Children can begin playing tackle football as early as 5 years old in Pop Warner, a national youth football league. The league is set up so players compete against kids of similar ages and sizes.

Learning how to properly tackle at an early age is a smart concept for those who want to pursue football during their childhood. But those children also put themselves at a high risk of brain trauma because their brain is still developing in their adolescent years.

According to the Pop Warner website, the National Football League Players Association estimates that 60 to 70 percent of players who make it to the NFL began their careers playing Pop Warner.

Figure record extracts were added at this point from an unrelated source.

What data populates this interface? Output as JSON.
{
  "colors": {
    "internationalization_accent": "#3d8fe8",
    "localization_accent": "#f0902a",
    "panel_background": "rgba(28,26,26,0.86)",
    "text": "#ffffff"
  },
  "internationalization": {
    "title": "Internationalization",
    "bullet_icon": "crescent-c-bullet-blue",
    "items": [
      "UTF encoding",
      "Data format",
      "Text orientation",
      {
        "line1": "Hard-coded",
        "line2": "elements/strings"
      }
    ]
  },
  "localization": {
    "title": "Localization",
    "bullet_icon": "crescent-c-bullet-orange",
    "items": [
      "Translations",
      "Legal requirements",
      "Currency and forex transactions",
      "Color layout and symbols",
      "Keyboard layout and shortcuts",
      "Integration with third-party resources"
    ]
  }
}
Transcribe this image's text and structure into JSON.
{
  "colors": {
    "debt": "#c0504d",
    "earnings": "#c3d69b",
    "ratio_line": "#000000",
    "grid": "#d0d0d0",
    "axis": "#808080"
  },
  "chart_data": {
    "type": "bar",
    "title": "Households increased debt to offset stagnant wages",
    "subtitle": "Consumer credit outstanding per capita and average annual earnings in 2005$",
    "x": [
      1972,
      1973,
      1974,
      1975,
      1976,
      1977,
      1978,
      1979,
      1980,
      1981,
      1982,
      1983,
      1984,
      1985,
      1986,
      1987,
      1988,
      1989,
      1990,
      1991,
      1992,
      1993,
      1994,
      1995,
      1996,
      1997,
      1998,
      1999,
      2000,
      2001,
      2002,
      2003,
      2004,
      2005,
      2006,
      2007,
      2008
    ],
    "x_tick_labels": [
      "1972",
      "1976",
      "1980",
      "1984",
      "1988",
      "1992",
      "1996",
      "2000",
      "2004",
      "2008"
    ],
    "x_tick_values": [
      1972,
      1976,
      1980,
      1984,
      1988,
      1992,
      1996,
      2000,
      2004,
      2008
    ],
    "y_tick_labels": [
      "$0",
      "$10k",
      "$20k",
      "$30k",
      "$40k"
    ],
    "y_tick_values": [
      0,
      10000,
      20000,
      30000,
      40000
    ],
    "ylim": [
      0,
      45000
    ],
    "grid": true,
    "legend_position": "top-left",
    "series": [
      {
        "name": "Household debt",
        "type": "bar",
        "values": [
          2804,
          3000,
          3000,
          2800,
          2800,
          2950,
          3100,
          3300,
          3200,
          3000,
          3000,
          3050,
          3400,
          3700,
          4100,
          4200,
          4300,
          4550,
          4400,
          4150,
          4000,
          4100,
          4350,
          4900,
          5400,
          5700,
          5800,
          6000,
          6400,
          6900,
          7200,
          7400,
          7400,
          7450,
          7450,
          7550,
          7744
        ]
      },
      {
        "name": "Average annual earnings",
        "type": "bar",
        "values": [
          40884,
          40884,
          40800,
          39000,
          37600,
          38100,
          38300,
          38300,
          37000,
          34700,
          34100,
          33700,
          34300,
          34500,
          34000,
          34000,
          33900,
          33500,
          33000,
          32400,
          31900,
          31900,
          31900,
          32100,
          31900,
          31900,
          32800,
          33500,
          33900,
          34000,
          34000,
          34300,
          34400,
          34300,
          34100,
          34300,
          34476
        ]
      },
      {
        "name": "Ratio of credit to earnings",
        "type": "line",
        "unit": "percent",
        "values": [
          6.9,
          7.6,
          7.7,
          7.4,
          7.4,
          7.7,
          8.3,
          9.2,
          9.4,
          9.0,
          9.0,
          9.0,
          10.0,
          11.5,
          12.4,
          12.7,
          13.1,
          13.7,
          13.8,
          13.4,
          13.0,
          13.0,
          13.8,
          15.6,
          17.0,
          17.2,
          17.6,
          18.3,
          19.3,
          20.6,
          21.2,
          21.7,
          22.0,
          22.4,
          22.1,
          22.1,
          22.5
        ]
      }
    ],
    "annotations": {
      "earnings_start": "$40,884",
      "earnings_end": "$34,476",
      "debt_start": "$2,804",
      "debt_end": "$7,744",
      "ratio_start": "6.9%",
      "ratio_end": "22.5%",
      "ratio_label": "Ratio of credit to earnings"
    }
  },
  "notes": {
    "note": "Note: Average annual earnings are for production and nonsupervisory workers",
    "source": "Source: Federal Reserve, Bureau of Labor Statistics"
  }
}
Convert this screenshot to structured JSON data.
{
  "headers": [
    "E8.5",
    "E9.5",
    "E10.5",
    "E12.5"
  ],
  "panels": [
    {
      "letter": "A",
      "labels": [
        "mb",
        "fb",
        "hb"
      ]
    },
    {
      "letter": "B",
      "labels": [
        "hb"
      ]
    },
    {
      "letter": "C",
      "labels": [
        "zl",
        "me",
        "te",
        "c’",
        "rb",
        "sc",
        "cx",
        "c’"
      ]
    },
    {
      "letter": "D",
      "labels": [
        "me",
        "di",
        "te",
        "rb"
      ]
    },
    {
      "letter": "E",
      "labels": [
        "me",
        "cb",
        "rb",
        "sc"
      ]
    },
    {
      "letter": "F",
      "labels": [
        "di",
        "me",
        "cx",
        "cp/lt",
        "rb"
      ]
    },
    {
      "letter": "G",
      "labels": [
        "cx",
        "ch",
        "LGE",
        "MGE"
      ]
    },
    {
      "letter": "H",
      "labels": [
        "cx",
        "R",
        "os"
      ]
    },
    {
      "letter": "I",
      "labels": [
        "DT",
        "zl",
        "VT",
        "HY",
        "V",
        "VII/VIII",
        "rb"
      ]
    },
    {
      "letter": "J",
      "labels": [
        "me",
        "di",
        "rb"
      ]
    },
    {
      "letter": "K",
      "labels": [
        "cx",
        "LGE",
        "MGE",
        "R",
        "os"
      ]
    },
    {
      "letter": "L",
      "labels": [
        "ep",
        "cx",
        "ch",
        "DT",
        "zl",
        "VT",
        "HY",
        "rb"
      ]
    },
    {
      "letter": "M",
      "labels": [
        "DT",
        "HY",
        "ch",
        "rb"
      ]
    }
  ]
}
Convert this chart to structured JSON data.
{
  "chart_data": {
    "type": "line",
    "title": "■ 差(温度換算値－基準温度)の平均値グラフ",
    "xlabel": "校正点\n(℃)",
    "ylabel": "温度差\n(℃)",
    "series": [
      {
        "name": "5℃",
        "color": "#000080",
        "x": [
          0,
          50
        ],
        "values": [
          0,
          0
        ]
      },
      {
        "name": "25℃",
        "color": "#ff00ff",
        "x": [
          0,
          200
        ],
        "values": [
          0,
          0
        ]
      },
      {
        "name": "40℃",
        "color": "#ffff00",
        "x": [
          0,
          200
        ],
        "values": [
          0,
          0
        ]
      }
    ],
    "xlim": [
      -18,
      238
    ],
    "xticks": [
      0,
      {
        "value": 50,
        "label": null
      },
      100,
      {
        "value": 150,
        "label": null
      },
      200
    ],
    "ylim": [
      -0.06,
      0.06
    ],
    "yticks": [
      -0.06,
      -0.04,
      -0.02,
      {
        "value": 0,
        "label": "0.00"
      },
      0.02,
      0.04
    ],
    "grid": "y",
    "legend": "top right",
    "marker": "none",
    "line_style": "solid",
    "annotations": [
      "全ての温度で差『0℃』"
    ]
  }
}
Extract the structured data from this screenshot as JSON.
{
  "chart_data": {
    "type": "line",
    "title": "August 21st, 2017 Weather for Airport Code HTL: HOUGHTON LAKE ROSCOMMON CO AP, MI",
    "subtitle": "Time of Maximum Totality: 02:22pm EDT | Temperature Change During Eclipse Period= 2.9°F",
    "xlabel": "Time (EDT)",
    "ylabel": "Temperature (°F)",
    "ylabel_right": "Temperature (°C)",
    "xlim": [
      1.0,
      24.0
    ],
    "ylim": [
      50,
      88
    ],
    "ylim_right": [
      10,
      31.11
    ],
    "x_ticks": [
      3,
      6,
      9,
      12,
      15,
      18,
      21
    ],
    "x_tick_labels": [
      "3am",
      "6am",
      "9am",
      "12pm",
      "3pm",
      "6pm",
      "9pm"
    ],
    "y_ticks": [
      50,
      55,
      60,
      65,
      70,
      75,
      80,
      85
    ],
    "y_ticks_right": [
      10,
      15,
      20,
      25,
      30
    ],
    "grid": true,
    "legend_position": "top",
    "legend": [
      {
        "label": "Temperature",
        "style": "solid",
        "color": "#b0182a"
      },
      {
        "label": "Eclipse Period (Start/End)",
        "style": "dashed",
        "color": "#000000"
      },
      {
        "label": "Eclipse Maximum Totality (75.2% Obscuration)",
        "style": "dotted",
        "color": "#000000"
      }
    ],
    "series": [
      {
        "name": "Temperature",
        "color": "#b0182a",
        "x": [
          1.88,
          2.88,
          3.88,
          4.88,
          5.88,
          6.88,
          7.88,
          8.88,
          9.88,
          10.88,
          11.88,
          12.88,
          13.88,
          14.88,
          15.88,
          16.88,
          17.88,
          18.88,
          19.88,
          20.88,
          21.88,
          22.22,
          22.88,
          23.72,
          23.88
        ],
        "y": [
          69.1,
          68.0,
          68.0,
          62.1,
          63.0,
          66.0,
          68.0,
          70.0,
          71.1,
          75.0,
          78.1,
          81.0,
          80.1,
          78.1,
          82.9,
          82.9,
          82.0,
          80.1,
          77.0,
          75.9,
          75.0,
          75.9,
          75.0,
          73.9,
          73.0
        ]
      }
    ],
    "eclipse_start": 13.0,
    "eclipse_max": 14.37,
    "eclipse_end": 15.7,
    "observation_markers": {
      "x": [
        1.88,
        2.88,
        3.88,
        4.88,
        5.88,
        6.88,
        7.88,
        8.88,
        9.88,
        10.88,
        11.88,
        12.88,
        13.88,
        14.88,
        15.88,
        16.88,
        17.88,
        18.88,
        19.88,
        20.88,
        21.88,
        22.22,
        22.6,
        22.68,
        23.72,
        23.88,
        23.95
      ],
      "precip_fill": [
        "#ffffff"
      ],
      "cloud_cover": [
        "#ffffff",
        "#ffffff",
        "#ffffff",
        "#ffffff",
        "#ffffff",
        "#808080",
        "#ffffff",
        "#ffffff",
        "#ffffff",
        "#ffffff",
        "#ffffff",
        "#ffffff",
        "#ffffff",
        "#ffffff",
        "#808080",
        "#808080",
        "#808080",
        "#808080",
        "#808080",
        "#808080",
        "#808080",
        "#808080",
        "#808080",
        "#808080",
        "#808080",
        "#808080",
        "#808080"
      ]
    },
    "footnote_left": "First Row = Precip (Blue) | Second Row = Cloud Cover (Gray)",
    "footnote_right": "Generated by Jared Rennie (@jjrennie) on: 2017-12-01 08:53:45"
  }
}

So the question is, where’s the middle ground? As a former football player, that is a difficult question to answer. There have been many players who started playing in high school and made it to the NFL like New Orleans Saints quarterback Drew Brees. I believe technology needs to catch up with the fast pace of the full contact sport. That’s the only way we can protect our youth while they are playing, because there will be generations who did not learn the proper tackling skills in the summer prior to their first year of high school. Proper tackling and blocking is an art that takes at least five years to perfect.

I believe technology needs to catch up with football, but in the meantime, coaches and parents need to dial in and make it a priority to teach every player how to tackle properly so they can keep themselves safe on the field.